11.01.2015

Nature of Reality

I'm a huge fan of science. It's always been one of my best, and favorite subjects. I somehow have a knack for inherently understanding complex theories and ideas. As a child I used to watch NOVA on PBS. It was my favorite television show. The whole universe seemed to me such a complex and beautiful place.

As my knowledge has grown, my love of the nature of the universe has as well. I love thinking about laws of physics and how they have an impact on daily life. For the purposes of this entry I'd like to define two terms. Probability is a form of existence where every single path a particle could choose is taken simultaneously. Reality is the single path a particle has chosen after observation.

Quantum mechanics (on a very basic level) states that all particles exist in wave form as well as particle form. As a particle is observed the waves of probability collapse into the particle form of reality. As reality is determined for a single particle, surrounding particles are pushed into a form of reality as well. Much like the ripples from a pebble dropped into a pond, one particle becoming a determinate form forces the ones around it to take shape around the reality which has been determined already. From this law of physics we can deduce two things:

1: Reality is not set in stone. Because every single piece of reality exists in a wave of future probable action any future action is only limited by the current state of the particle.

2: Because the very universe exists it can be said that somewhere, at some point in the past the universe must have been created. We know this by the very fact that particles exist in a determinate form. By the laws of quantum physics if there had never been a particle which had been observed, all particles would exist in a form of probability rather than a form of reality.

It's interesting to note that in regards to the second deduction, it might simply be that our universe exists entirely in the probable form of the Alpha particle (the first [and in this mode of thought, only] particle which has ever existed). This being the case it makes one wonder how we know that we actually exist at all? While it's a very existentialist mode of thought it could simply be that we do not exist at all, and the universe is a form of non-collapsed probability for a single particle.

Following this train of thought two things about the nature of the universe are further explained.

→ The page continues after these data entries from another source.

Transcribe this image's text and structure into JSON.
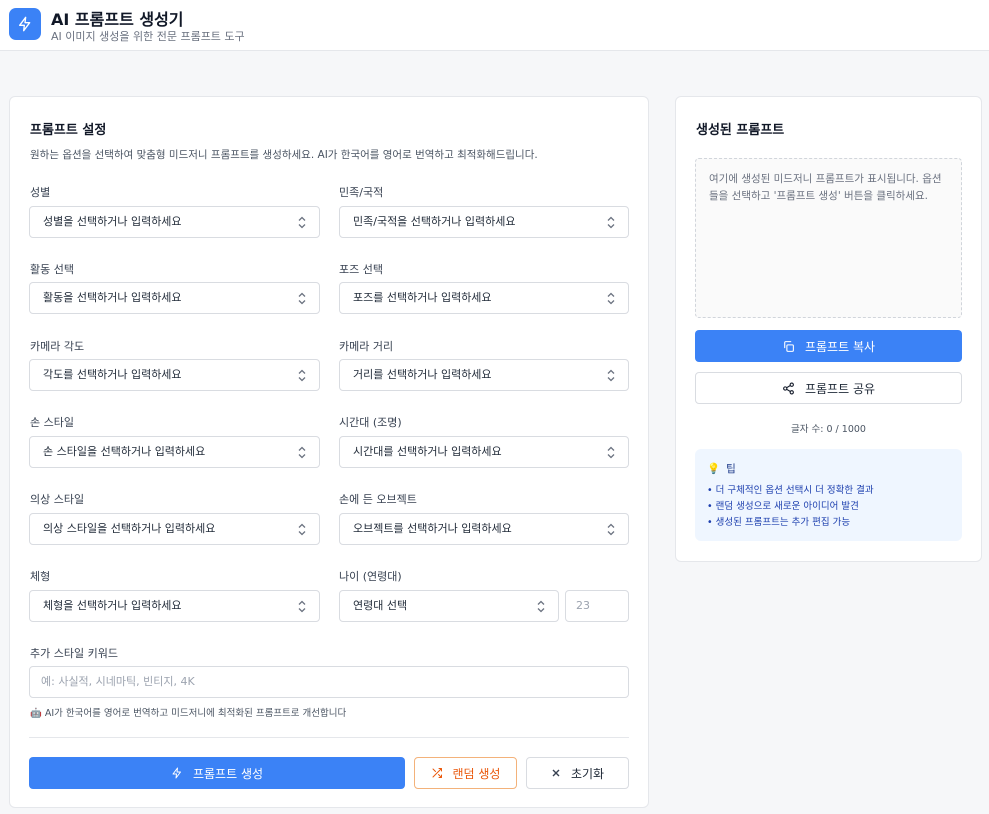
{
  "header": {
    "title": "AI 프롬프트 생성기",
    "subtitle": "AI 이미지 생성을 위한 전문 프롬프트 도구"
  },
  "settings": {
    "title": "프롬프트 설정",
    "description": "원하는 옵션을 선택하여 맞춤형 미드저니 프롬프트를 생성하세요. AI가 한국어를 영어로 번역하고 최적화해드립니다.",
    "fields": [
      {
        "label": "성별",
        "placeholder": "성별을 선택하거나 입력하세요"
      },
      {
        "label": "민족/국적",
        "placeholder": "민족/국적을 선택하거나 입력하세요"
      },
      {
        "label": "활동 선택",
        "placeholder": "활동을 선택하거나 입력하세요"
      },
      {
        "label": "포즈 선택",
        "placeholder": "포즈를 선택하거나 입력하세요"
      },
      {
        "label": "카메라 각도",
        "placeholder": "각도를 선택하거나 입력하세요"
      },
      {
        "label": "카메라 거리",
        "placeholder": "거리를 선택하거나 입력하세요"
      },
      {
        "label": "손 스타일",
        "placeholder": "손 스타일을 선택하거나 입력하세요"
      },
      {
        "label": "시간대 (조명)",
        "placeholder": "시간대를 선택하거나 입력하세요"
      },
      {
        "label": "의상 스타일",
        "placeholder": "의상 스타일을 선택하거나 입력하세요"
      },
      {
        "label": "손에 든 오브젝트",
        "placeholder": "오브젝트를 선택하거나 입력하세요"
      },
      {
        "label": "체형",
        "placeholder": "체형을 선택하거나 입력하세요"
      },
      {
        "label": "나이 (연령대)",
        "placeholder": "연령대 선택"
      }
    ],
    "age_placeholder": "23",
    "keywords": {
      "label": "추가 스타일 키워드",
      "placeholder": "예: 사실적, 시네마틱, 빈티지, 4K"
    },
    "hint": "AI가 한국어를 영어로 번역하고 미드저니에 최적화된 프롬프트로 개선합니다",
    "buttons": {
      "generate": "프롬프트 생성",
      "random": "랜덤 생성",
      "reset": "초기화"
    }
  },
  "output": {
    "title": "생성된 프롬프트",
    "placeholder": "여기에 생성된 미드저니 프롬프트가 표시됩니다. 옵션들을 선택하고 '프롬프트 생성' 버튼을 클릭하세요.",
    "copy_label": "프롬프트 복사",
    "share_label": "프롬프트 공유",
    "char_count": "글자 수: 0 / 1000",
    "tips": {
      "title": "팁",
      "items": [
        "• 더 구체적인 옵션 선택시 더 정확한 결과",
        "• 랜덤 생성으로 새로운 아이디어 발견",
        "• 생성된 프롬프트는 추가 편집 가능"
      ]
    }
  },
  "colors": {
    "accent": "#3b82f6",
    "random_accent": "#ea580c",
    "tips_bg": "#eff6ff"
  }
}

1: This explains why we cannot alter time. If the entire existence of the universe is part of the probable path of a single particle it would only make sense that we could not go back in time and change the path of events which has already occurred, or for that matter go into the future and see things how they will play out on the current time line.

2: This explains why alternate realities cannot be seen. Granted, in a case where only two possible options exist, we can determine one or the other to happen, however when infinite possibilities exist, it's possible for us to only see the few our limited frame of reference can conceive.

My personal beliefs are that we do in fact exist and the universe is not a reflection of a single wave of probability of a single particle. Because the universe exists, I take this as proof that God (of some sort) exists. If God did not exist who observed the first particle which began the cascading effect of probability turning into reality?